Here are all the dead ends I though about and abandoned or just plain mistakes I made - there's at least as much to be learned from this section as the rest:
  • Transistors or relays? (http://www.electronixandmore.com/projects/relaycomputertwo/index.html).  Relays are more physical, and easier to understand how they work, but they run too slow, are unreliable and cost too much (even the cool miniture enclosed relays like these).
  • Bit serial or bit parallel ALU?  For most if this project's life, until about Summer 2016, I assumed bit serial as I'd imagined that the ALU was a major contributor to the transistor count.  Now I've discovered the two transistor XOR and I believe that the six 16 bit registers are going to dominate.  The bit serial ALU would have been pretty to watch the first time, but would have soon become tedious.   Doing everything in parallel will keep the attention span on the flashing lights better
  • Forth or Lisp for the lowest level language?   I went with Forth because it is simpler to implement.
  • Support C?   There are a huge number of choices (see below), none are easy, it took a while to decide not to support C (at least until everything else is running).
  • I'm using Transistor Resistor Logic using bipolar transistors - don't get confused by FET/unipolar designs on the web.
  • Getting a clear understanding of the inner interpreter for Forth took a long item - see the refs on the Forth page for a clear explanation (so many of the explanations on the web aren't clear).
  • I nearly implemented a processor where one register held the address of the memory to be read/written - like the RCA 1802.   The advantage is that memory to CPU is well separated from register to register, the disadvantage is that lots of register shuffling is needed which I expected to be very slow.

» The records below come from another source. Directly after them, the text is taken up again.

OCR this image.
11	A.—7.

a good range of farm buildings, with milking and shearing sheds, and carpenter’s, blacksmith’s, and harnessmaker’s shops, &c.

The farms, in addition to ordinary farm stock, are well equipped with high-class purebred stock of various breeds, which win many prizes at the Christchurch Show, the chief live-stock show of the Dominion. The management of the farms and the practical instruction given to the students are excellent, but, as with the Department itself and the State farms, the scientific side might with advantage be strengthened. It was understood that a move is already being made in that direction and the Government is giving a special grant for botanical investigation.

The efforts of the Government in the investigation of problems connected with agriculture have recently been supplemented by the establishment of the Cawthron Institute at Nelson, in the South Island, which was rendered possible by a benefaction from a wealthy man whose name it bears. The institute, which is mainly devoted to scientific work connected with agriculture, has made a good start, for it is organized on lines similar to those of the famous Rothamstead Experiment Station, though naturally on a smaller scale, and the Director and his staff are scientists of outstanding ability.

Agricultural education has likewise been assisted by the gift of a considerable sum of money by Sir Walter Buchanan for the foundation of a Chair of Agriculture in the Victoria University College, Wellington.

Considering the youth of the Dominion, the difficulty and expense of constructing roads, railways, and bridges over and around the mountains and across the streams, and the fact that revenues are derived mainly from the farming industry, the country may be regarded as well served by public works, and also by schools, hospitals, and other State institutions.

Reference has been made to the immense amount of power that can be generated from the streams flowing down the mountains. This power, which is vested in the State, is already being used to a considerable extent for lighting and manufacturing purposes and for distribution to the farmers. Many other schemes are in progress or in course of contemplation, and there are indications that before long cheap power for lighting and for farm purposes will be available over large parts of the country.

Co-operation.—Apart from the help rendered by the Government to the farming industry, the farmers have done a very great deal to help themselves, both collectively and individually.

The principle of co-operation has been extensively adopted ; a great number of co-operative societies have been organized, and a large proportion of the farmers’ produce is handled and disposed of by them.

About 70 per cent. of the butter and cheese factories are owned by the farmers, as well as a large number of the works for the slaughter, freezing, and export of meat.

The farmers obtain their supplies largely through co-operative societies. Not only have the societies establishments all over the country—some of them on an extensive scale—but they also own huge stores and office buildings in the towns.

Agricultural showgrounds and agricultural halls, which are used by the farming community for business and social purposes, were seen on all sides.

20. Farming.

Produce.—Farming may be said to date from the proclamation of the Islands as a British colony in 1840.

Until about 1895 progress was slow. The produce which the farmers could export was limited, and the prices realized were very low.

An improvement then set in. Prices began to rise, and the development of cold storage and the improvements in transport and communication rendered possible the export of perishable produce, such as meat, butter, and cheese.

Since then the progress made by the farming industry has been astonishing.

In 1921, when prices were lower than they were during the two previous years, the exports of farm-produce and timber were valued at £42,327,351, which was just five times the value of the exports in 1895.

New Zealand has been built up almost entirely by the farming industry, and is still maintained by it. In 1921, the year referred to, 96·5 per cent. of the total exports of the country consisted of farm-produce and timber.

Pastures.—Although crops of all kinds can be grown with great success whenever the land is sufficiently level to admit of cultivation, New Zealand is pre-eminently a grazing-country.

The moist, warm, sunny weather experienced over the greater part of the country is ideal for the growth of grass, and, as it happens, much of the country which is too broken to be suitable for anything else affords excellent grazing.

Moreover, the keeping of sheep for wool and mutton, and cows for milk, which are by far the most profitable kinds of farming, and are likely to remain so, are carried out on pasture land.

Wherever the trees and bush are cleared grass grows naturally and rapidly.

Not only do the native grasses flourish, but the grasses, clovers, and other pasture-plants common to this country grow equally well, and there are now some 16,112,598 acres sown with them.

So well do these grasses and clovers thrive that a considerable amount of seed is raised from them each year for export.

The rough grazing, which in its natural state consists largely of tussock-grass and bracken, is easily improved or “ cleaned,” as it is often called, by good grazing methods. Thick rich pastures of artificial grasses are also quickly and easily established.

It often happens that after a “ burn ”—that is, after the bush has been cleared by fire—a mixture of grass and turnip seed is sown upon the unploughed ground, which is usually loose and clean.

  • The Carry function occurs twice, once to compute the Carry Out, Co, from Ci, A and B in the ALU, and also to compute both AND (Ci == 0) and OR (Ci == 1).  The required joint truth table for this function is:
     Ci   A B SUM Co
     0 0 0 0 0
     0 0 1 1 0
     0 1 0 1 0
     0 1 1 2 1
     1 0 0 1 0
     1 0 1 2 1
     1 1 0 2 1
     1 1 1 3 1
    Measuring the Vin/Vout response of my NPN transistors shows that below 0.5V they are off and above 0.7V they are on.   So it was very tempting to wire all three inputs via large resistors to the base of a NPN and wire the base to ground with a smallish resistor.   The idea was that when the sum was 1 the input would be 0.4V and when 2 0.8V so clearly outside of the transition region.   It did work, using 10k as the input resistors and 3.3k from base to ground, however the gap was only 0.56V to 0.69V, the output was inverted and it relies on low impedance sources.  For the sake of a couple of extra transistors I decided it wasn't worth breaking with standard transistor/diode/resistor logic.   The One Transistor Full Adder is an extreme form of this thinking.
  • 14Jan17 - My first memory design failed, it didn't disable writes correctly.   I spent too long in optimising this design thinking it worked whereas I hadn't tested putting a signal in with writes disabled.   The page on the broken design is Memory Cell FAIL.

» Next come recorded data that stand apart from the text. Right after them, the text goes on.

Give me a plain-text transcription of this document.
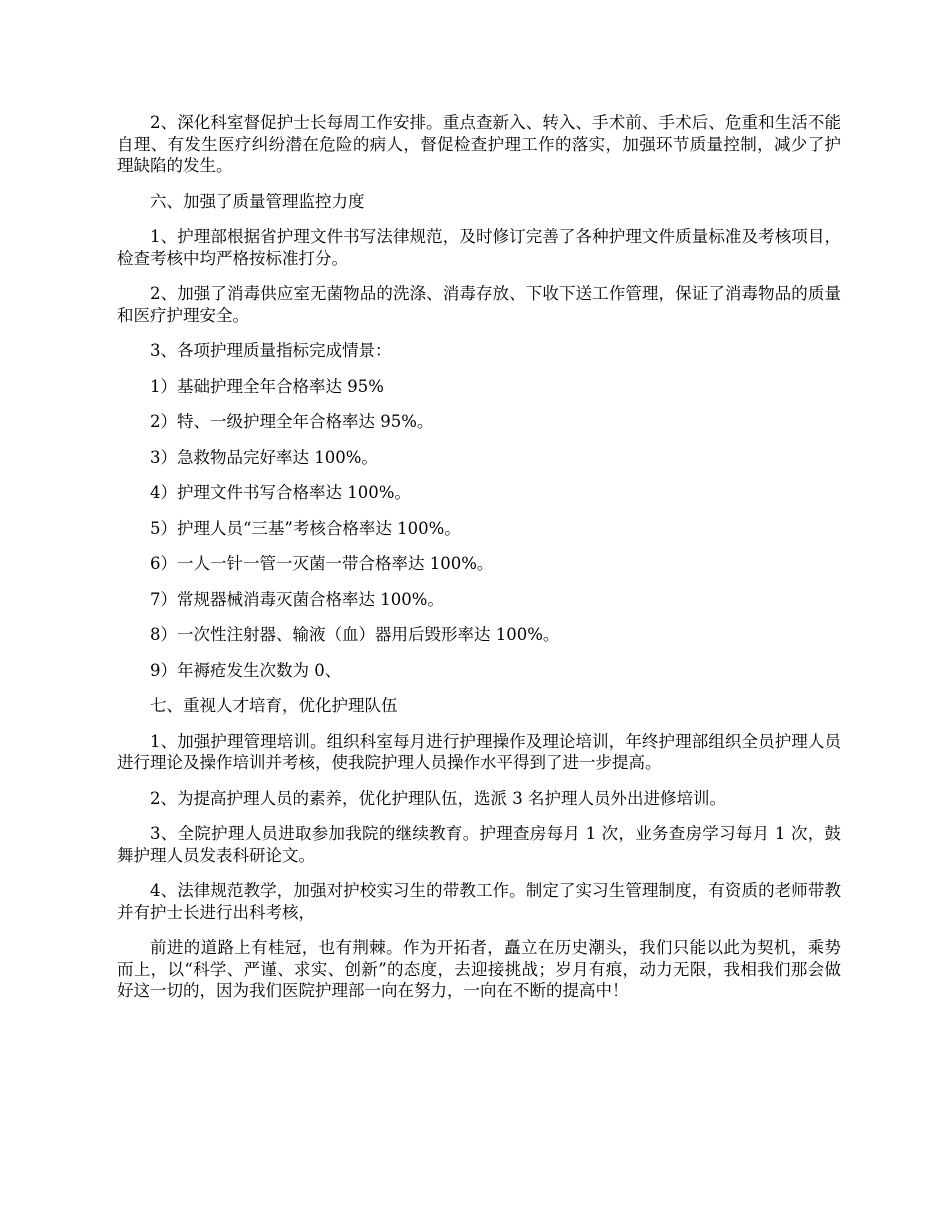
2、深化科室督促护士长每周工作安排。重点查新入、转入、手术前、手术后、危重和生活不能自理、有发生医疗纠纷潜在危险的病人，督促检查护理工作的落实，加强环节质量控制，减少了护理缺陷的发生。

六、加强了质量管理监控力度

1、护理部根据省护理文件书写法律规范，及时修订完善了各种护理文件质量标准及考核项目，检查考核中均严格按标准打分。

2、加强了消毒供应室无菌物品的洗涤、消毒存放、下收下送工作管理，保证了消毒物品的质量和医疗护理安全。

3、各项护理质量指标完成情景：

1）基础护理全年合格率达 95%

2）特、一级护理全年合格率达 95%。

3）急救物品完好率达 100%。

4）护理文件书写合格率达 100%。

5）护理人员“三基”考核合格率达 100%。

6）一人一针一管一灭菌一带合格率达 100%。

7）常规器械消毒灭菌合格率达 100%。

8）一次性注射器、输液（血）器用后毁形率达 100%。

9）年褥疮发生次数为 0、

七、重视人才培育，优化护理队伍

1、加强护理管理培训。组织科室每月进行护理操作及理论培训，年终护理部组织全员护理人员进行理论及操作培训并考核，使我院护理人员操作水平得到了进一步提高。

2、为提高护理人员的素养，优化护理队伍，选派 3 名护理人员外出进修培训。

3、全院护理人员进取参加我院的继续教育。护理查房每月 1 次，业务查房学习每月 1 次，鼓舞护理人员发表科研论文。

4、法律规范教学，加强对护校实习生的带教工作。制定了实习生管理制度，有资质的老师带教并有护士长进行出科考核，

前进的道路上有桂冠，也有荆棘。作为开拓者，矗立在历史潮头，我们只能以此为契机，乘势而上，以“科学、严谨、求实、创新”的态度，去迎接挑战；岁月有痕，动力无限，我相我们那会做好这一切的，因为我们医院护理部一向在努力，一向在不断的提高中！
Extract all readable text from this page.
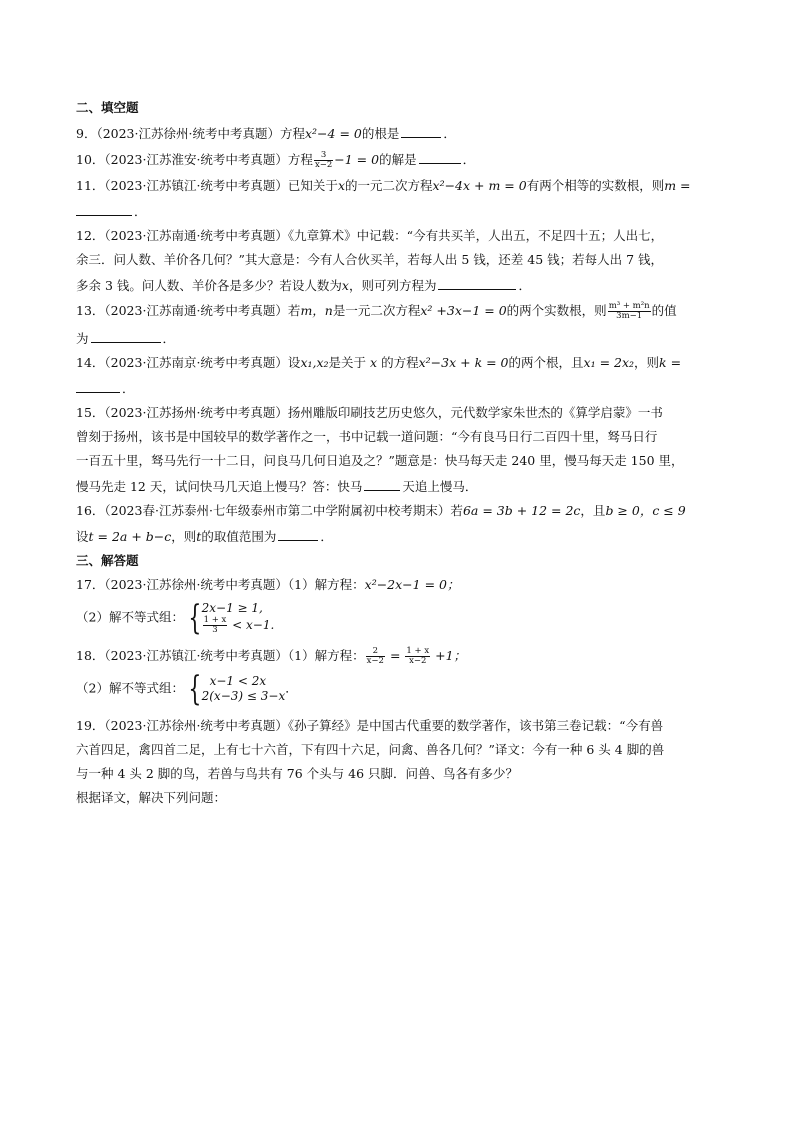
二、填空题
9．（2023·江苏徐州·统考中考真题）方程x²−4 = 0的根是	．
10．（2023·江苏淮安·统考中考真题）方程 $\frac{3}{x-2} -1 = 0$的解是	．
11．（2023·江苏镇江·统考中考真题）已知关于x的一元二次方程x²−4x + m = 0有两个相等的实数根，则m =
．
12．（2023·江苏南通·统考中考真题）《九章算术》中记载：“今有共买羊，人出五，不足四十五；人出七，
余三．问人数、羊价各几何？”其大意是：今有人合伙买羊，若每人出 5 钱，还差 45 钱；若每人出 7 钱，
多余 3 钱。问人数、羊价各是多少？若设人数为x，则可列方程为	．
13．（2023·江苏南通·统考中考真题）若m，n是一元二次方程x² +3x−1 = 0的两个实数根，则 $\frac{\text{m³ + m²n}}{3m-1}$ 的值
为	．
14．（2023·江苏南京·统考中考真题）设x₁,x₂是关于 x 的方程x²−3x + k = 0的两个根，且x₁ = 2x₂，则k =
．
15．（2023·江苏扬州·统考中考真题）扬州雕版印刷技艺历史悠久，元代数学家朱世杰的《算学启蒙》一书
曾刻于扬州，该书是中国较早的数学著作之一，书中记载一道问题：“今有良马日行二百四十里，驽马日行
一百五十里，驽马先行一十二日，问良马几何日追及之？”题意是：快马每天走 240 里，慢马每天走 150 里，
慢马先走 12 天，试问快马几天追上慢马？答：快马	天追上慢马．
16．（2023春·江苏泰州·七年级泰州市第二中学附属初中校考期末）若6a = 3b + 12 = 2c，且b ≥ 0，c ≤ 9
设t = 2a + b−c，则t的取值范围为	．
三、解答题
17．（2023·江苏徐州·统考中考真题）（1）解方程：x²−2x−1 = 0；
（2）解不等式组： { 2x−1 ≥ 1,
$\frac{1 + x}{3} < x-1$.
18．（2023·江苏镇江·统考中考真题）（1）解方程： $\frac{2}{x-2} = \frac{1 + x}{x-2} +1$；
（2）解不等式组： { x−1 < 2x
2(x−3) ≤ 3−x
．
19．（2023·江苏徐州·统考中考真题）《孙子算经》是中国古代重要的数学著作，该书第三卷记载：“今有兽
六首四足，禽四首二足，上有七十六首，下有四十六足，问禽、兽各几何？”译文：今有一种 6 头 4 脚的兽
与一种 4 头 2 脚的鸟，若兽与鸟共有 76 个头与 46 只脚．问兽、鸟各有多少？
根据译文，解决下列问题：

  • 22Feb17 - The first version of the ALU is at ALU V1 - there's nothing wrong with it, I just wanted something easier to explain.
  • 22Feb17 - My (somewhat jumbled) thought process that led to the diode carry is at Carry Propagation
  • 15May17 - Should read and increment be the inverse of write and decrement?    Until last year this was true and I had true PUSH and POP instructions.   This has the huge advantage that the machine code looks nice and clean.   However, if we have read and increment we then need decrement and write and that means we can no longer overlap the ALU doing a decrement with the memory access (the decrement must finish before the memory access starts).   As a consequence the control logic for read would end up being very different to write and it wouldn't' be efficient.   Doing memory access then inc/dec doesn't look quite as clean, but keeps the ALU and memory unit running at full speed (assuming they both take about the same amount of time) and so is efficient for long runs of PUSH/POP.